We repeat this process to $[c_1, d_1]$. One of the subintervals $\left[ c_1, \frac{c_1 + d_1}{2} \right], \left[ \frac{c_1 + d_1}{2}, d_1 \right]$ must contain infinitely many terms of $\{ a_n \}$. We denote this interval by $[c_2, d_2]$. Continuing this process, we obtain the sequence of closed intervals such that $$[c_1, d_1] \supset [c_2, d_2] \supset \cdots, \\ d_k - c_k = \frac{d - c}{2^k}, \forall k \in \mathbb{P}$$ and each interval $[ c_k, d_k ]$ contains $a_n$ for infinitely many positive integer $n$.
Choose $a_{n_1} \in [c_1, d_1]$. Since $[c_2, d_2]$ contains infinitely many terms of $\{ a_n \}$, we can choose $n_2 > n_1$ such that $a_{n_2} \in [c_2, d_2]$. Continuing the process, we obtain elements $a_{n_1}, a_{n_2}, ...$ satisfying $a_{n_k} \in [c_k, d_k], \forall k \in \mathbb{P}$ and $n_1 < n_2 < \cdots$. Then $\{ a_{n_k} \}$ is a subsequence of $\{a_n\}$.

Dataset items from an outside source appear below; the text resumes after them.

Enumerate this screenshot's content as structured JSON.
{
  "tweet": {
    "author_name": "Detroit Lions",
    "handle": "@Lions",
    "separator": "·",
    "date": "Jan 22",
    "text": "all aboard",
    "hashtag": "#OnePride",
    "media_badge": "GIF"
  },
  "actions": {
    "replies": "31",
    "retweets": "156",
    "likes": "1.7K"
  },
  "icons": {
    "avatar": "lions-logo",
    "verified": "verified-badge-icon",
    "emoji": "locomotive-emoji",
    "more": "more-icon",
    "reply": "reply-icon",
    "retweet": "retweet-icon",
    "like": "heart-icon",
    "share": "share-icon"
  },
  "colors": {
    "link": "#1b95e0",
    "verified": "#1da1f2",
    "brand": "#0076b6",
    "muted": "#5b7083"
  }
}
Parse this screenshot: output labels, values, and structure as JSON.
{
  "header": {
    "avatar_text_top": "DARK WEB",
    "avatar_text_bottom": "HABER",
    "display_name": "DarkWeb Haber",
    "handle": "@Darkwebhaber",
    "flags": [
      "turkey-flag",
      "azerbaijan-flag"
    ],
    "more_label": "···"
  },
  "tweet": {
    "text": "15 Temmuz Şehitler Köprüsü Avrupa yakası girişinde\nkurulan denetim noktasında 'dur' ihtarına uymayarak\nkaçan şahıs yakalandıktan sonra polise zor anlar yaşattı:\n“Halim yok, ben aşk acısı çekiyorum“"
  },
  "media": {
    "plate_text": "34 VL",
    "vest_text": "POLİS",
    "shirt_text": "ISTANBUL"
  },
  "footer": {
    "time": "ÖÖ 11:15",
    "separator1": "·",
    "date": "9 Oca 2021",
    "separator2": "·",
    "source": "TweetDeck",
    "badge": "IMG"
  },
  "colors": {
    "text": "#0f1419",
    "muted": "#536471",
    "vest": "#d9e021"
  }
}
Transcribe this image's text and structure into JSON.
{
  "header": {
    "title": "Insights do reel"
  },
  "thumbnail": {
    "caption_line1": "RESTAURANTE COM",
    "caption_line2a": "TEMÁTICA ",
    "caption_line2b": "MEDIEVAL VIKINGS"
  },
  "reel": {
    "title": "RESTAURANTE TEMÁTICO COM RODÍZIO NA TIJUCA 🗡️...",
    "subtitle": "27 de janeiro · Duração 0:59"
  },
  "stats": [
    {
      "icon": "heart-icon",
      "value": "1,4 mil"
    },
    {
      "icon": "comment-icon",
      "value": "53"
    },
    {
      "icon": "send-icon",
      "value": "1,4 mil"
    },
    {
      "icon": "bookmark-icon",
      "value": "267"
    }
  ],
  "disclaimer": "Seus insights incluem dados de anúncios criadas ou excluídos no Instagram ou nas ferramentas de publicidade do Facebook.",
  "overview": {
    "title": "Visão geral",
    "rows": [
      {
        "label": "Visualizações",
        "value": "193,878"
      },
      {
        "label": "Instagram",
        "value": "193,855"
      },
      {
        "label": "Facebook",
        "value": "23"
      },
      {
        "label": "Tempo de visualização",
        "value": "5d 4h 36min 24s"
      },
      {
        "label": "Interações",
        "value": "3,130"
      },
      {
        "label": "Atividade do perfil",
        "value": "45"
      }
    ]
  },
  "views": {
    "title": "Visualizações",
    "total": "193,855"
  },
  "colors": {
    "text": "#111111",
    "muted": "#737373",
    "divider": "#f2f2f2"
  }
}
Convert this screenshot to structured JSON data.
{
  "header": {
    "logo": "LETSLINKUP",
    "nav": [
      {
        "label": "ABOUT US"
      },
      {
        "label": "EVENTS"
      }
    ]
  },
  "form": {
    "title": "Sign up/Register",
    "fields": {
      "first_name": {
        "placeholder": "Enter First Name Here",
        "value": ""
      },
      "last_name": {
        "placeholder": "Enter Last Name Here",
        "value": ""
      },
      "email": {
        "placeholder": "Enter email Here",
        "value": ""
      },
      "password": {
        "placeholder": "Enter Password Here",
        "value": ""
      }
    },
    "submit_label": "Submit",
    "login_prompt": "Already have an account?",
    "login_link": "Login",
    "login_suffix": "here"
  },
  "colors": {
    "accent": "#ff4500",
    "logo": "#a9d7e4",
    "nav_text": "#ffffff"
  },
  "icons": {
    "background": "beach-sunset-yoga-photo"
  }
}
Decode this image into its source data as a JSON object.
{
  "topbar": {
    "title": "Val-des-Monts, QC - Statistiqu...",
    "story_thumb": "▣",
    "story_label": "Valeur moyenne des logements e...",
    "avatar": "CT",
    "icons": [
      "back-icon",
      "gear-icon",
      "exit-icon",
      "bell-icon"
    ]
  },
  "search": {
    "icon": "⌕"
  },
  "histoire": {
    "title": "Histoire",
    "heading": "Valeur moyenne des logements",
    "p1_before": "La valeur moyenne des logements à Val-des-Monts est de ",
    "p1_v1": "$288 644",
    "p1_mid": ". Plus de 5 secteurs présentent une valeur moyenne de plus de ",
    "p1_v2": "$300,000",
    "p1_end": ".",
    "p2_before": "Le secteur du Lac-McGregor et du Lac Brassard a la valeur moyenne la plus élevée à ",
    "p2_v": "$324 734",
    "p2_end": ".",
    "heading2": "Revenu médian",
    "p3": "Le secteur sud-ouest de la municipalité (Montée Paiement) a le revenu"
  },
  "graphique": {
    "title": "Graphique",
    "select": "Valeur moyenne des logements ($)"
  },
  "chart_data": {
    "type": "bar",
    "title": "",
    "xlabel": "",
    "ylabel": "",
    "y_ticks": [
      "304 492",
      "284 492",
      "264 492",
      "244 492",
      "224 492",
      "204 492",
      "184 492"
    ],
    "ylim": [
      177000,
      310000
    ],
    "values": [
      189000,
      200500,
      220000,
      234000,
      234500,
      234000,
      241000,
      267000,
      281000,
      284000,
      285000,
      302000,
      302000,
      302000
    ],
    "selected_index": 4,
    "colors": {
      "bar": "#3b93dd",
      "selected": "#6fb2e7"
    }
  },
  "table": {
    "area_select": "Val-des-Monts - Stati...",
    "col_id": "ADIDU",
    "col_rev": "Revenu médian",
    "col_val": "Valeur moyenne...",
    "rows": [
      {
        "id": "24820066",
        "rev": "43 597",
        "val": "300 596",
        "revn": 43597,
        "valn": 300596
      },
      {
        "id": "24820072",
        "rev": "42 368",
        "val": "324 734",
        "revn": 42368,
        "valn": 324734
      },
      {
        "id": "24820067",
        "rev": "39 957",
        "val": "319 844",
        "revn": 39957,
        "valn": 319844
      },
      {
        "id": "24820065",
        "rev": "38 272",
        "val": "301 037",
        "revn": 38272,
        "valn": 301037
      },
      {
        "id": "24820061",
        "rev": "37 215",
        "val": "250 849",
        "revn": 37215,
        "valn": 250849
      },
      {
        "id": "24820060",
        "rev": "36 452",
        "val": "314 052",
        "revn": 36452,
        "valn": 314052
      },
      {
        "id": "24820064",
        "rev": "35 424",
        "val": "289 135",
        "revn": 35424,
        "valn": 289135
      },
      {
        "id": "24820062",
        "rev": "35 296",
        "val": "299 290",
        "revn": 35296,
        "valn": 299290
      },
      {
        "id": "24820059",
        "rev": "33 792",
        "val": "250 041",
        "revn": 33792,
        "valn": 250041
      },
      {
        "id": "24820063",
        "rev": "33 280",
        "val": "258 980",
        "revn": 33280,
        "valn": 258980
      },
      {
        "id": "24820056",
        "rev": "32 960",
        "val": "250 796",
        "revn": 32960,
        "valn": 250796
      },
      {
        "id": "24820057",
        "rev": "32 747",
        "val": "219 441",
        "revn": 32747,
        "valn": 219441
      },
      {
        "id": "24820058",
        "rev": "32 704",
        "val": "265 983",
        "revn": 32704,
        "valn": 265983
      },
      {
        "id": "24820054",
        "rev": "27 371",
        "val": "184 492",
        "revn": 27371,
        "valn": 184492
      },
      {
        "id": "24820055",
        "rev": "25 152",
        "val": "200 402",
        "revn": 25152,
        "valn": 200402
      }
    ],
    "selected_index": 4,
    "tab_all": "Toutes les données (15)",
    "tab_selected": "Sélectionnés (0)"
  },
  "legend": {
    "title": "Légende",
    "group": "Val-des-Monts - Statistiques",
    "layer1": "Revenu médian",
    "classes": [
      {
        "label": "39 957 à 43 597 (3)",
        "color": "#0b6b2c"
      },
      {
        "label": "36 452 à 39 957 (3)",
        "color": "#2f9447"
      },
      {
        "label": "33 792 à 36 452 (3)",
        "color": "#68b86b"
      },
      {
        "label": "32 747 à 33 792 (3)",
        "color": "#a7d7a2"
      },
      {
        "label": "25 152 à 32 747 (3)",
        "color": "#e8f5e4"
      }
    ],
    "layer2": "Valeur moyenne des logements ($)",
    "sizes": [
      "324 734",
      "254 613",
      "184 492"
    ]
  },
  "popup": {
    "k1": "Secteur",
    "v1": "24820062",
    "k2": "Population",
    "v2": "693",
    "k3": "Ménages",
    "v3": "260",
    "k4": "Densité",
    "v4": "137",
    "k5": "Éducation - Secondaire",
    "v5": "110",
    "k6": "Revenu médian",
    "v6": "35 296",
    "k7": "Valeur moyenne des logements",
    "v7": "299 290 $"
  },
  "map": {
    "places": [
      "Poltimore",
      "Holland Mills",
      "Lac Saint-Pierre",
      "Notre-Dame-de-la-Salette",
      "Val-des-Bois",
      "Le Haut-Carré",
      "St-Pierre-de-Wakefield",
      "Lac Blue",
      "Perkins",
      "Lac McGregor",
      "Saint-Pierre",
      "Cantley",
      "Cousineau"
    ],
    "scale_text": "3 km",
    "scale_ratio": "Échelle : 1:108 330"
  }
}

Note that $\{ c_k \}$ is increasing and $\{ d_k \}$ is decreasing, and both are bounded. Then $$\lim_{n \to \infty} c_k = L \quad \text{ and } \quad \lim_{n \to \infty} d_k = M$$ by Theorem 16.2 and $$L - M = \lim_{k \to \infty} (d_k - c_k) = \lim_{k \to \infty} \frac{d - c}{2^k} = \lim_{k \to \infty} (d-c) \left( \frac{1}{2} \right)^k = 0 \\ \Longrightarrow L = M$$ by Corollary 12.4, Theorem 12.6 and Theorem 16.3.
Since $c_k \leq a_{n_k} \leq d_k$ for all positive integer $k$, $$\lim_{k \to \infty} a_{n_k} = L$$ by Theorem 14.3. Thus a subseqence $\{ a_{n_k} \}$ of $\{ a_n \}$ is convergent. $\blacksquare$